United Way of Allegheny County’s “Be a Middle School Mentor” Program needs more volunteer adult mentors

The First Niagara Foundation has announced a  $1.0 million community commitment across four states, including Pennsylvania, to fund youth mentoring programs designed to help close the achievement gap, help children improve school attendance and performance, prevent substance abuse and behavioral problems, and give at risk youth a chance to reach their full potential.

In Western Pennsylvania, the regional banking and financial services company has re-committed its financial support as a lead corporate sponsor of United Way of Allegheny County’s nationally recognized “Be a Middle School Mentor” program. Now in its fifth year, the Pittsburgh-based mentoring program is an initiative of the Youth Futures Commission and managed by the United Way of Allegheny County in conjunction with the Pittsburgh Public Schools and the Mentoring Partnership of Western Pennsylvania.

Increased student enrollment in the mentoring program by Pittsburgh Public School students in 12 city schools has created a need for more adult mentors to meet with students at their school locations each week through next May. Mentors commit one hour a week to their mentees to help them set career goals, be supportive and bolster eligibility for the Pittsburgh Promise secondary education scholarship program. Specifically, “Be a Middle School Mentor” needs 48 more adult mentors in order to meet the needs of more than 200 young people currently enrolled in the program. To sign up to be a mentor, and to learn more about “Be a Middle School Mentor,” visit www.beamiddleschoolmentor.org .

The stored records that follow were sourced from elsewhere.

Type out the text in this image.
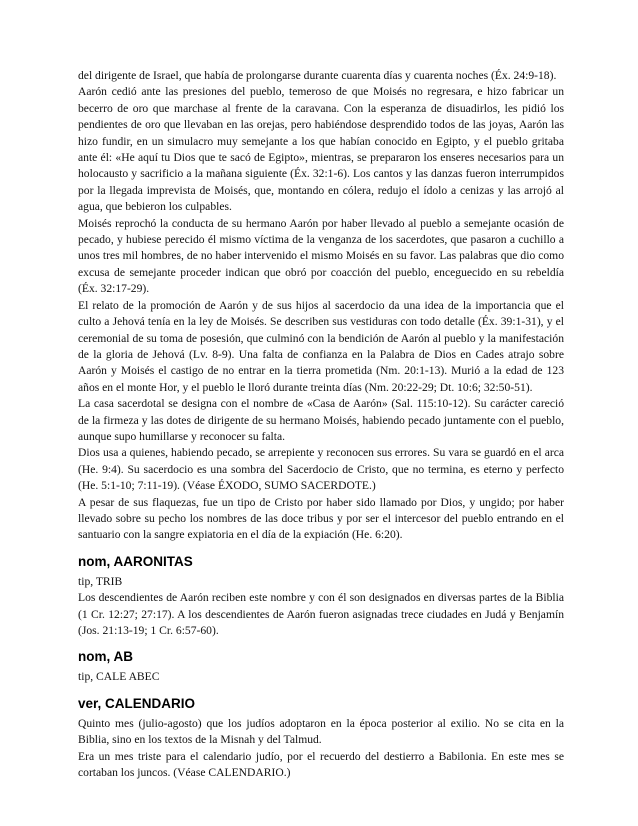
del dirigente de Israel, que había de prolongarse durante cuarenta días y cuarenta noches (Éx. 24:9-18).

Aarón cedió ante las presiones del pueblo, temeroso de que Moisés no regresara, e hizo fabricar un becerro de oro que marchase al frente de la caravana. Con la esperanza de disuadirlos, les pidió los pendientes de oro que llevaban en las orejas, pero habiéndose desprendido todos de las joyas, Aarón las hizo fundir, en un simulacro muy semejante a los que habían conocido en Egipto, y el pueblo gritaba ante él: «He aquí tu Dios que te sacó de Egipto», mientras, se prepararon los enseres necesarios para un holocausto y sacrificio a la mañana siguiente (Éx. 32:1-6). Los cantos y las danzas fueron interrumpidos por la llegada imprevista de Moisés, que, montando en cólera, redujo el ídolo a cenizas y las arrojó al agua, que bebieron los culpables.

Moisés reprochó la conducta de su hermano Aarón por haber llevado al pueblo a semejante ocasión de pecado, y hubiese perecido él mismo víctima de la venganza de los sacerdotes, que pasaron a cuchillo a unos tres mil hombres, de no haber intervenido el mismo Moisés en su favor. Las palabras que dio como excusa de semejante proceder indican que obró por coacción del pueblo, enceguecido en su rebeldía (Éx. 32:17-29).

El relato de la promoción de Aarón y de sus hijos al sacerdocio da una idea de la importancia que el culto a Jehová tenía en la ley de Moisés. Se describen sus vestiduras con todo detalle (Éx. 39:1-31), y el ceremonial de su toma de posesión, que culminó con la bendición de Aarón al pueblo y la manifestación de la gloria de Jehová (Lv. 8-9). Una falta de confianza en la Palabra de Dios en Cades atrajo sobre Aarón y Moisés el castigo de no entrar en la tierra prometida (Nm. 20:1-13). Murió a la edad de 123 años en el monte Hor, y el pueblo le lloró durante treinta días (Nm. 20:22-29; Dt. 10:6; 32:50-51).

La casa sacerdotal se designa con el nombre de «Casa de Aarón» (Sal. 115:10-12). Su carácter careció de la firmeza y las dotes de dirigente de su hermano Moisés, habiendo pecado juntamente con el pueblo, aunque supo humillarse y reconocer su falta.

Dios usa a quienes, habiendo pecado, se arrepiente y reconocen sus errores. Su vara se guardó en el arca (He. 9:4). Su sacerdocio es una sombra del Sacerdocio de Cristo, que no termina, es eterno y perfecto (He. 5:1-10; 7:11-19). (Véase ÉXODO, SUMO SACERDOTE.)

A pesar de sus flaquezas, fue un tipo de Cristo por haber sido llamado por Dios, y ungido; por haber llevado sobre su pecho los nombres de las doce tribus y por ser el intercesor del pueblo entrando en el santuario con la sangre expiatoria en el día de la expiación (He. 6:20).

nom, AARONITAS

tip, TRIB

Los descendientes de Aarón reciben este nombre y con él son designados en diversas partes de la Biblia (1 Cr. 12:27; 27:17). A los descendientes de Aarón fueron asignadas trece ciudades en Judá y Benjamín (Jos. 21:13-19; 1 Cr. 6:57-60).

nom, AB

tip, CALE ABEC

ver, CALENDARIO

Quinto mes (julio-agosto) que los judíos adoptaron en la época posterior al exilio. No se cita en la Biblia, sino en los textos de la Misnah y del Talmud.

Era un mes triste para el calendario judío, por el recuerdo del destierro a Babilonia. En este mes se cortaban los juncos. (Véase CALENDARIO.)
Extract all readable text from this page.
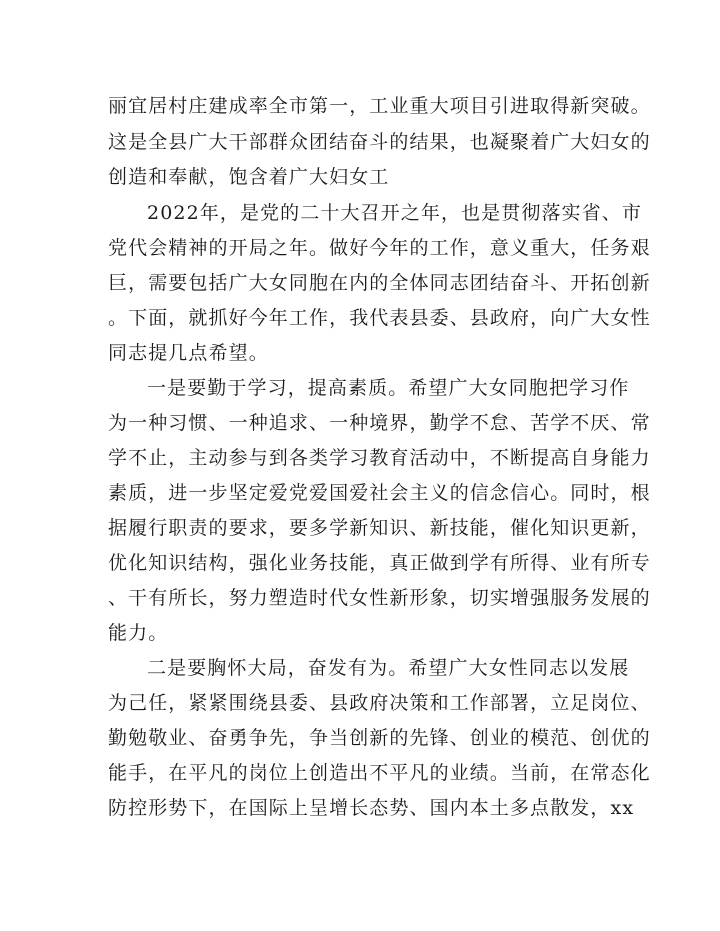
丽宜居村庄建成率全市第一，工业重大项目引进取得新突破。
这是全县广大干部群众团结奋斗的结果，也凝聚着广大妇女的
创造和奉献，饱含着广大妇女工
2022年，是党的二十大召开之年，也是贯彻落实省、市
党代会精神的开局之年。做好今年的工作，意义重大，任务艰
巨，需要包括广大女同胞在内的全体同志团结奋斗、开拓创新
。下面，就抓好今年工作，我代表县委、县政府，向广大女性
同志提几点希望。
一是要勤于学习，提高素质。希望广大女同胞把学习作
为一种习惯、一种追求、一种境界，勤学不怠、苦学不厌、常
学不止，主动参与到各类学习教育活动中，不断提高自身能力
素质，进一步坚定爱党爱国爱社会主义的信念信心。同时，根
据履行职责的要求，要多学新知识、新技能，催化知识更新，
优化知识结构，强化业务技能，真正做到学有所得、业有所专
、干有所长，努力塑造时代女性新形象，切实增强服务发展的
能力。
二是要胸怀大局，奋发有为。希望广大女性同志以发展
为己任，紧紧围绕县委、县政府决策和工作部署，立足岗位、
勤勉敬业、奋勇争先，争当创新的先锋、创业的模范、创优的
能手，在平凡的岗位上创造出不平凡的业绩。当前，在常态化
防控形势下，在国际上呈增长态势、国内本土多点散发，xx
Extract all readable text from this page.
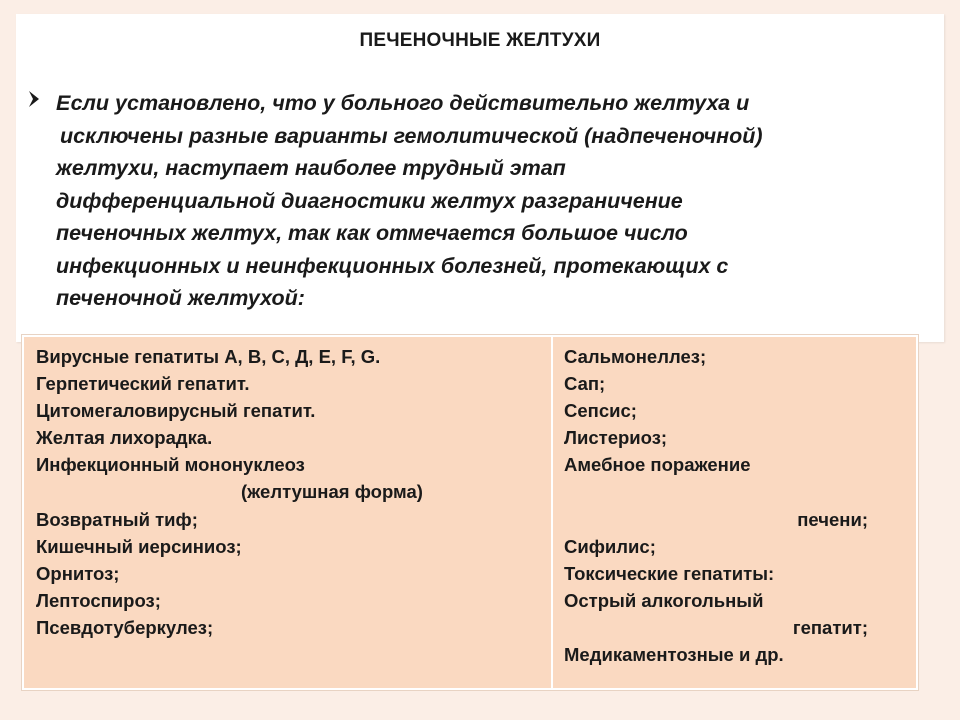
ПЕЧЕНОЧНЫЕ ЖЕЛТУХИ
Если установлено, что у больного действительно желтуха и
исключены разные варианты гемолитической (надпеченочной)
желтухи, наступает наиболее трудный этап
дифференциальной диагностики желтух разграничение
печеночных желтух, так как отмечается большое число
инфекционных и неинфекционных болезней, протекающих с
печеночной желтухой:
Вирусные гепатиты А, В, С, Д, Е, F, G.
Герпетический гепатит.
Цитомегаловирусный гепатит.
Желтая лихорадка.
Инфекционный мононуклеоз
(желтушная форма)
Возвратный тиф;
Кишечный иерсиниоз;
Орнитоз;
Лептоспироз;
Псевдотуберкулез;
Сальмонеллез;
Сап;
Сепсис;
Листериоз;
Амебное поражение
печени;
Сифилис;
Токсические гепатиты:
Острый алкогольный
гепатит;
Медикаментозные и др.
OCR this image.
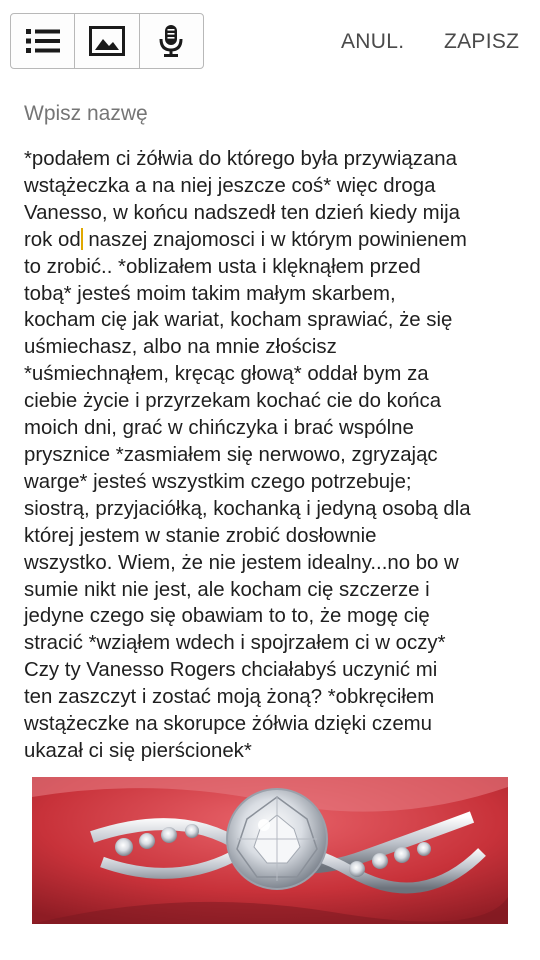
ANUL. ZAPISZ
Wpisz nazwę
*podałem ci żółwia do którego była przywiązana
wstążeczka a na niej jeszcze coś* więc droga
Vanesso, w końcu nadszedł ten dzień kiedy mija
rok od naszej znajomosci i w którym powinienem
to zrobić.. *oblizałem usta i klęknąłem przed
tobą* jesteś moim takim małym skarbem,
kocham cię jak wariat, kocham sprawiać, że się
uśmiechasz, albo na mnie złościsz
*uśmiechnąłem, kręcąc głową* oddał bym za
ciebie życie i przyrzekam kochać cie do końca
moich dni, grać w chińczyka i brać wspólne
prysznice *zasmiałem się nerwowo, zgryzając
warge* jesteś wszystkim czego potrzebuje;
siostrą, przyjaciółką, kochanką i jedyną osobą dla
której jestem w stanie zrobić dosłownie
wszystko. Wiem, że nie jestem idealny...no bo w
sumie nikt nie jest, ale kocham cię szczerze i
jedyne czego się obawiam to to, że mogę cię
stracić *wziąłem wdech i spojrzałem ci w oczy*
Czy ty Vanesso Rogers chciałabyś uczynić mi
ten zaszczyt i zostać moją żoną? *obkręciłem
wstążeczke na skorupce żółwia dzięki czemu
ukazał ci się pierścionek*
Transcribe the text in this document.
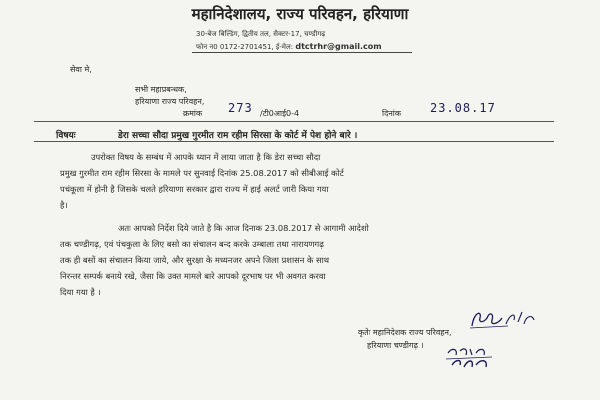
महानिदेशालय, राज्य परिवहन, हरियाणा
30-बेज बिल्डिंग, द्वितीय तल, सैक्टर-17, चण्डीगढ़
फोन न0 0172-2701451, ई-मेल: dtctrhr@gmail.com
सेवा मे,
सभी महाप्रबन्धक,
हरियाणा राज्य परिवहन,
क्रमांक 273 /टी0आई0-4	दिनांक 23.08.17
विषयः	डेरा सच्चा सौदा प्रमुख गुरमीत राम रहीम सिरसा के कोर्ट में पेश होने बारे ।
उपरोक्त विषय के सम्बंध में आपके ध्यान में लाया जाता है कि डेरा सच्चा सौदा
प्रमुख गुरमीत राम रहीम सिरसा के मामले पर सुनवाई दिनांक 25.08.2017 को सीबीआई कोर्ट
पचंकूला में होनी है जिसके चलते हरियाणा सरकार द्वारा राज्य में हाई अलर्ट जारी किया गया
है।
अतः आपको निर्देश दिये जाते है कि आज दिनाक 23.08.2017 से आगामी आदेशो
तक चण्डीगढ़, एवं पंचकुला के लिए बसो का संचालन बन्द करके उम्बाला तथा नारायणगढ़
तक ही बसों का संचालन किया जाये, और सुरक्षा के मध्यनजर अपने जिला प्रशासन के साथ
निरन्तर सम्पर्क बनाये रखे, जैसा कि उक्त मामले बारे आपको दूरभाष पर भी अवगत करवा
दिया गया है ।
कृतेः महानिदेशक राज्य परिवहन,
हरियाणा चण्डीगढ़ ।
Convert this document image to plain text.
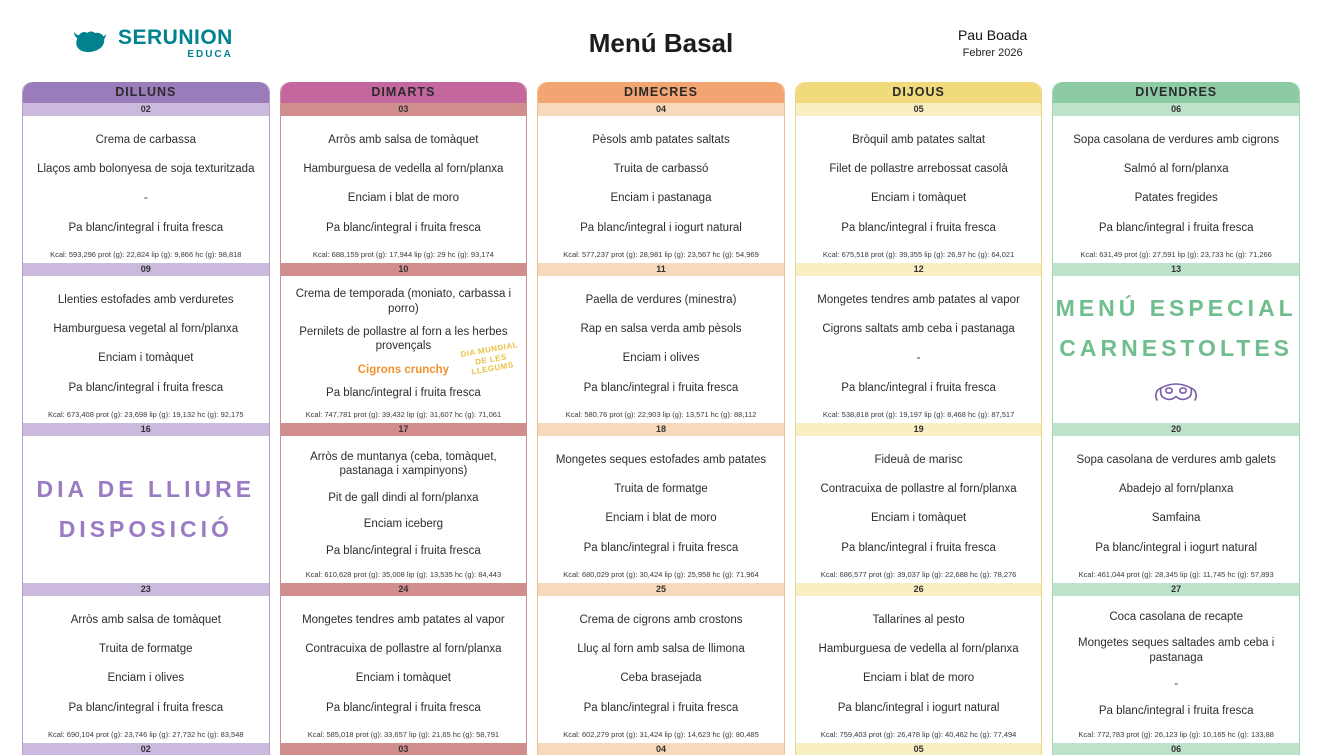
SERUNION
EDUCA	Menú Basal	Pau Boada
Febrer 2026
DILLUNS
02
Crema de carbassa
Llaços amb bolonyesa de soja texturitzada
-
Pa blanc/integral i fruita fresca
Kcal: 593,296 prot (g): 22,824 lip (g): 9,866 hc (g): 98,818
09
Llenties estofades amb verduretes
Hamburguesa vegetal al forn/planxa
Enciam i tomàquet
Pa blanc/integral i fruita fresca
Kcal: 673,408 prot (g): 23,698 lip (g): 19,132 hc (g): 92,175
16
DIA DE LLIURE
DISPOSICIÓ
23
Arròs amb salsa de tomàquet
Truita de formatge
Enciam i olives
Pa blanc/integral i fruita fresca
Kcal: 690,104 prot (g): 23,746 lip (g): 27,732 hc (g): 83,548
02
DIMARTS
03
Arròs amb salsa de tomàquet
Hamburguesa de vedella al forn/planxa
Enciam i blat de moro
Pa blanc/integral i fruita fresca
Kcal: 688,159 prot (g): 17,944 lip (g): 29 hc (g): 93,174
10
Crema de temporada (moniato, carbassa i porro)
Pernilets de pollastre al forn a les herbes provençals
Cigrons crunchy
Pa blanc/integral i fruita fresca
DIA MUNDIAL DE LES LLEGUMS
Kcal: 747,781 prot (g): 39,432 lip (g): 31,607 hc (g): 71,061
17
Arròs de muntanya (ceba, tomàquet, pastanaga i xampinyons)
Pit de gall dindi al forn/planxa
Enciam iceberg
Pa blanc/integral i fruita fresca
Kcal: 610,628 prot (g): 35,008 lip (g): 13,535 hc (g): 84,443
24
Mongetes tendres amb patates al vapor
Contracuixa de pollastre al forn/planxa
Enciam i tomàquet
Pa blanc/integral i fruita fresca
Kcal: 585,018 prot (g): 33,657 lip (g): 21,65 hc (g): 58,791
03
DIMECRES
04
Pèsols amb patates saltats
Truita de carbassó
Enciam i pastanaga
Pa blanc/integral i iogurt natural
Kcal: 577,237 prot (g): 28,981 lip (g): 23,567 hc (g): 54,969
11
Paella de verdures (minestra)
Rap en salsa verda amb pèsols
Enciam i olives
Pa blanc/integral i fruita fresca
Kcal: 580,76 prot (g): 22,903 lip (g): 13,571 hc (g): 88,112
18
Mongetes seques estofades amb patates
Truita de formatge
Enciam i blat de moro
Pa blanc/integral i fruita fresca
Kcal: 680,029 prot (g): 30,424 lip (g): 25,958 hc (g): 71,964
25
Crema de cigrons amb crostons
Lluç al forn amb salsa de llimona
Ceba brasejada
Pa blanc/integral i fruita fresca
Kcal: 602,279 prot (g): 31,424 lip (g): 14,623 hc (g): 80,485
04
DIJOUS
05
Bròquil amb patates saltat
Filet de pollastre arrebossat casolà
Enciam i tomàquet
Pa blanc/integral i fruita fresca
Kcal: 675,518 prot (g): 39,355 lip (g): 26,97 hc (g): 64,021
12
Mongetes tendres amb patates al vapor
Cigrons saltats amb ceba i pastanaga
-
Pa blanc/integral i fruita fresca
Kcal: 538,818 prot (g): 19,197 lip (g): 8,468 hc (g): 87,517
19
Fideuà de marisc
Contracuixa de pollastre al forn/planxa
Enciam i tomàquet
Pa blanc/integral i fruita fresca
Kcal: 686,577 prot (g): 39,037 lip (g): 22,688 hc (g): 78,276
26
Tallarines al pesto
Hamburguesa de vedella al forn/planxa
Enciam i blat de moro
Pa blanc/integral i iogurt natural
Kcal: 759,403 prot (g): 26,478 lip (g): 40,462 hc (g): 77,494
05
DIVENDRES
06
Sopa casolana de verdures amb cigrons
Salmó al forn/planxa
Patates fregides
Pa blanc/integral i fruita fresca
Kcal: 631,49 prot (g): 27,591 lip (g): 23,733 hc (g): 71,266
13
MENÚ ESPECIAL
CARNESTOLTES
20
Sopa casolana de verdures amb galets
Abadejo al forn/planxa
Samfaina
Pa blanc/integral i iogurt natural
Kcal: 461,044 prot (g): 28,345 lip (g): 11,745 hc (g): 57,893
27
Coca casolana de recapte
Mongetes seques saltades amb ceba i pastanaga
-
Pa blanc/integral i fruita fresca
Kcal: 772,783 prot (g): 26,123 lip (g): 10,165 hc (g): 133,88
06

“First Niagara is committed to supporting this important mentoring initiative as it is proving to help young people shape their dreams through supportive interaction on a regular basis,” said Todd Moules, President of First Niagara Bank’s Western Pennsylvania operations. “Our local investment of $500,000 over the past four years represents on-going community collaboration among many partners who share the goal of encouraging public school students to improve their prospects for success. First Niagara will also add to the mentor pool with a new team of colleagues representing our philosophy that mentoring really does matter,” added Moules.

“After several years into this program, we know that mentoring matters because enrollment is increasing and our program is having a positive effect on the lives of middle school students,” said Damon Bethea, Mentoring Projects Director for the United Way of Allegheny County. “At a critical time in a young person’s life, the need for more volunteer mentors willing to give their time and guidance to a young person is greater than ever. We are grateful to First Niagara and other supporters who give of their time, talent and treasure,” added Bethea.

Why mentoring matters

Mentoring Matters is First Niagara’s charitable giving program that provides monetary and employee volunteer support to organized mentoring initiatives.  Established by the company in 2007, Mentoring Matters reinforces the importance of mentoring and the positive impact that it has on today’s young adults.  In 2009, First Niagara expanded the reach and impact of Mentoring Matters by launching its annual Day of Mentoring, offering young people the opportunity to spend a day with First Niagara volunteers to learn about financial literacy, work place awareness and enhanced life skills.

About First Niagara

First Niagara, through its wholly owned subsidiary, First Niagara Bank, N.A., is a multi-state community-oriented bank with approximately 420 branches, $37 billion in assets, $27 billion in deposits, and approximately 5,800 employees providing financial services to individuals, families and businesses across New York, Pennsylvania, Connecticut and Massachusetts.  For more information, visit www.firstniagara.com www.firstniagara.com.

About United Way of Allegheny County

United Way of Allegheny County is a change agent and efficient community fundraiser that improves lives by addressing critical community needs. By convening diverse partners and investing in programs and people to advance solutions, United Way creates long-lasting change and helps children and youth succeed, strengthens and supports families by promoting financial stability, ensures the safety and well-being of vulnerable seniors and people with disabilities, and provides county-wide access to information and referral sources meeting basic needs.